The last big benefit around ZIP from a robustness point of view goes back to it’s widespread use. There are tons of ZIP tools out there today that deal with corrupt ZIP files. We knew that we could build in good recovery logic, and in addition, people would have the ability to use other tools to try and repair their files if they wanted to.

There are other kinds of corruption that occur as well, this discussion was really just around bit level corruptions. Other corruptions we see are more related to application or user error. I’ll talk more about this in a future post, since it doesn’t have as much to do with ZIP as it does with the openness of the formats.


Comments (8)

  1. Josh says:

    There have been lots of comments of Microsoft just copying OpenOffice. Can you elaborate on the differences between the two file formats?

  2. snowknight says:

    After reading this, I’m really glad you guys are switching to this new format. I was a workstudy in a college computer lab. One of the most frequent complants was a word document trapped on a dying floppy. Sadly, the disk corruption had a tendency to destroy most if not all of the document. It sounds like this new format has a better chance of surviving that.

  3. lexp says:

    As far as I know, ZIP does not support

    1) Unicode file names

    2) Data Recovery

    3) >2GB file size

    4) High precision date/time


    Today the best compression engine obviously has WinRAR

    Maybe you guys just buy this technology and use WinRAR instead of ZIP? You are making a new standard for >10 years and it can turn out in 5 years some limitations of ZIP that limit usability of new Office XML format.

  4. Evan Erwin says:

    High precision date/time? Meh. Over 2GB files? Jesus man, if you’re working in -Office- with a file over 2GB, you’re using the wrong tool!
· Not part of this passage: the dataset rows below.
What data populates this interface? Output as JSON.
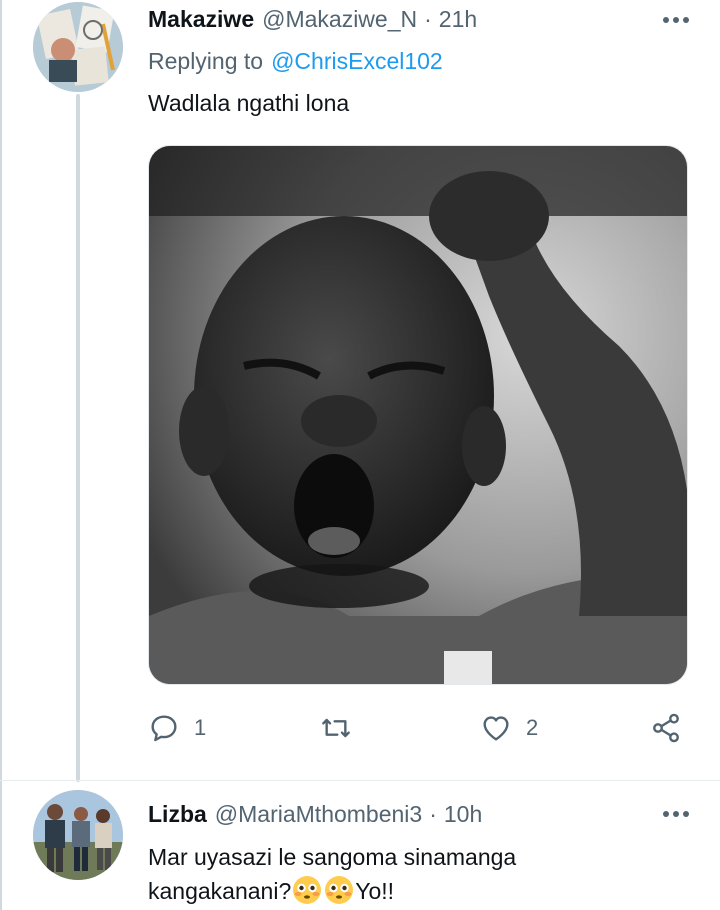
{
  "tweets": [
    {
      "display_name": "Makaziwe",
      "handle": "@Makaziwe_N",
      "separator": "·",
      "time": "21h",
      "replying_to_label": "Replying to",
      "replying_to_handle": "@ChrisExcel102",
      "text": "Wadlala ngathi lona",
      "media_icon": "photo-of-child-yawning",
      "actions": {
        "reply_count": "1",
        "retweet_count": "",
        "like_count": "2"
      }
    },
    {
      "display_name": "Lizba",
      "handle": "@MariaMthombeni3",
      "separator": "·",
      "time": "10h",
      "text_part1": "Mar uyasazi le sangoma sinamanga kangakanani?",
      "text_part2": "Yo!!",
      "emoji_icon": "flushed-face-emoji"
    }
  ],
  "colors": {
    "accent": "#1d9bf0",
    "secondary_text": "#536471",
    "primary_text": "#0f1419",
    "thread_line": "#cfd9de"
  }
}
    I also felt this post was fairly redundant. Other than saying it’s more widely supported than any other compressed format (and that’s certainly true), nothing new here.

  5. BrianJones says:


    Those are some valid points(especially around file size). With the growing popularity of large media files (pictures, videos, images), we’re seeing very large Office files being generated. This is especially the case with PowerPoint where people like to create photo albums with background songs, as well as other uses of rich media. So while it may seem ridiculous at this point to image a 2GB file we’re definitely heading in that direction, and like you said these formats will be around for a long time.
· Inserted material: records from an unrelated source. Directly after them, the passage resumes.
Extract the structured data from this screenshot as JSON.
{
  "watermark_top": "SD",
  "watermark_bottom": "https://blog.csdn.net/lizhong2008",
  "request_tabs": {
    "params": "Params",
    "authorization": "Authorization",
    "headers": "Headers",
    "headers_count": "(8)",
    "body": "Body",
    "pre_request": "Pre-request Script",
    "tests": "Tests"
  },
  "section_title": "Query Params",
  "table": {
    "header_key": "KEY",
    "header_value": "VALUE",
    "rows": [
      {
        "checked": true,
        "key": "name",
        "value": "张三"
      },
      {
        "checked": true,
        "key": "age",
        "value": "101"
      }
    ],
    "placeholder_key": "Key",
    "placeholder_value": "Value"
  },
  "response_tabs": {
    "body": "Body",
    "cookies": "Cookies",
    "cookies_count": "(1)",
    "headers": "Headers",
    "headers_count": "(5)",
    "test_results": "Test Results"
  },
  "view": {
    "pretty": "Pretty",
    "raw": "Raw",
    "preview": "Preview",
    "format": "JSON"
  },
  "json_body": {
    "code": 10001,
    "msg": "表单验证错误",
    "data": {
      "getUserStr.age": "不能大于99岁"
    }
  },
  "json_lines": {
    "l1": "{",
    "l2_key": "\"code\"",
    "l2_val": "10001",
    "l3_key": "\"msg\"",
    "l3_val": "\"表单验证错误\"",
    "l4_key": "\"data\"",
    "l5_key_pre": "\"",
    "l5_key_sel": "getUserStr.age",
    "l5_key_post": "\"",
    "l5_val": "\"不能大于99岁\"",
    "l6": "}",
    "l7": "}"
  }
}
    We support a good portion of ZIP v 4.5 (we’ll fully document exactly which parts of that we don’t support). For the most part our goals were to be compatible with most of the existing ZIP tools out there. As a result, we actually get a bit more than you mention:

    Size Limits – The original zip spec was limited to 64 thousand items, and the size (compressed or uncompressed) of any item or the overall archive was limited to 2 or 4GB (can’t remember for sure). We support a later addition to the zip spec called "Zip64." Zip64 is already supported by 3rd party zip tools. It raises these limits considerably — about 18 quintillion instead of 64 thousand, and 16 exabytes instead of 2-4 gigabytes*. Our implementation won’t let you hit those astronomic values, but needless to say, we aren’t limited by ZIP itself.
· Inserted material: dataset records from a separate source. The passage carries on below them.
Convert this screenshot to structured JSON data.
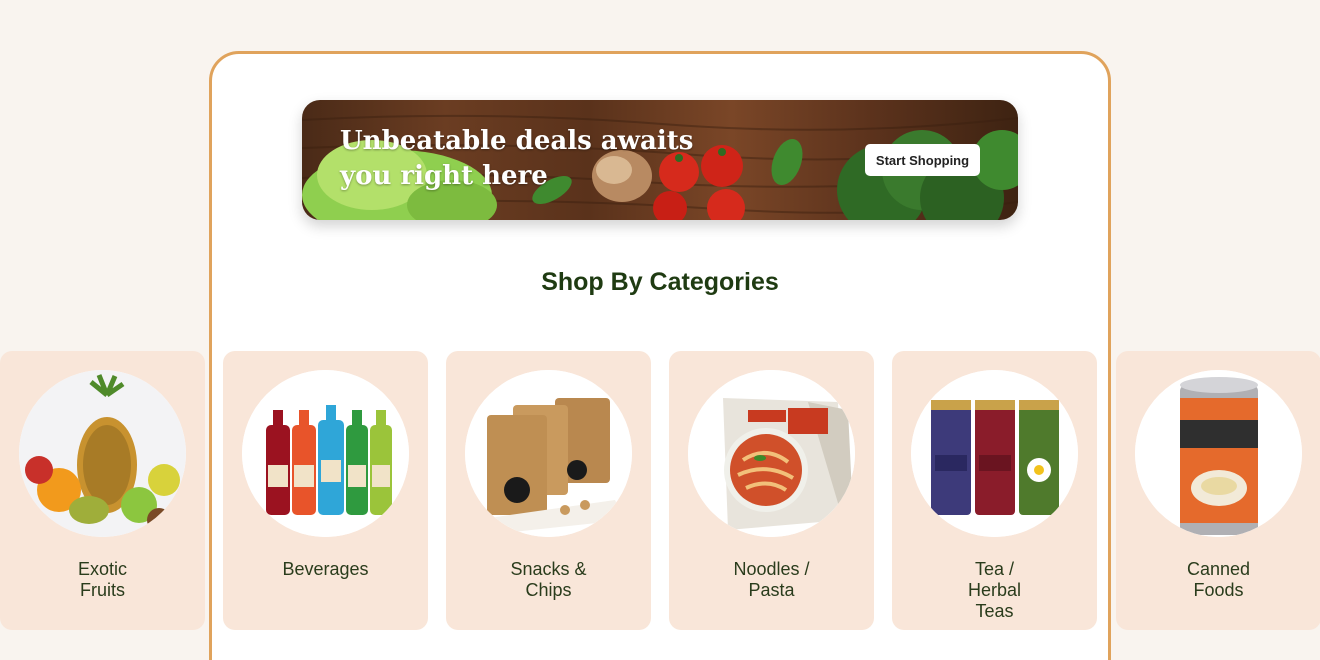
{
  "banner": {
    "headline": "Unbeatable deals awaits you right here",
    "cta_label": "Start Shopping"
  },
  "categories_section": {
    "title": "Shop By Categories",
    "items": [
      {
        "label": "Exotic Fruits",
        "icon": "fruits-image"
      },
      {
        "label": "Beverages",
        "icon": "bottles-image"
      },
      {
        "label": "Snacks & Chips",
        "icon": "snack-bags-image"
      },
      {
        "label": "Noodles / Pasta",
        "icon": "pasta-box-image"
      },
      {
        "label": "Tea / Herbal Teas",
        "icon": "tea-jars-image"
      },
      {
        "label": "Canned Foods",
        "icon": "tin-can-image"
      }
    ]
  },
  "colors": {
    "page_bg": "#f9f4ef",
    "frame_border": "#e0a35c",
    "card_bg": "#f9e6d9",
    "title_green": "#1f3b12"
  }
}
    Unicode – By "file names" I assume you mean the names of items inside the archive (we obviously support unicode characters in the name of the Office file itself) The zip spec has no provision for non-ASCII item names. Some zip tools have made up their own schemes for doing non-ASCII characters but they are often problematic. All of the part names inside the archive are actually insignificant. They are essentially just URIs that we use to identify each one and build up the relationships. So yes, this is a limitation, but we don’t see it having a big impact.


  6. Rob says:

    Brain, great posts! Can you talk a little about the object models, .NET or otherwise that will be available to developers to manipulate these ZIP files?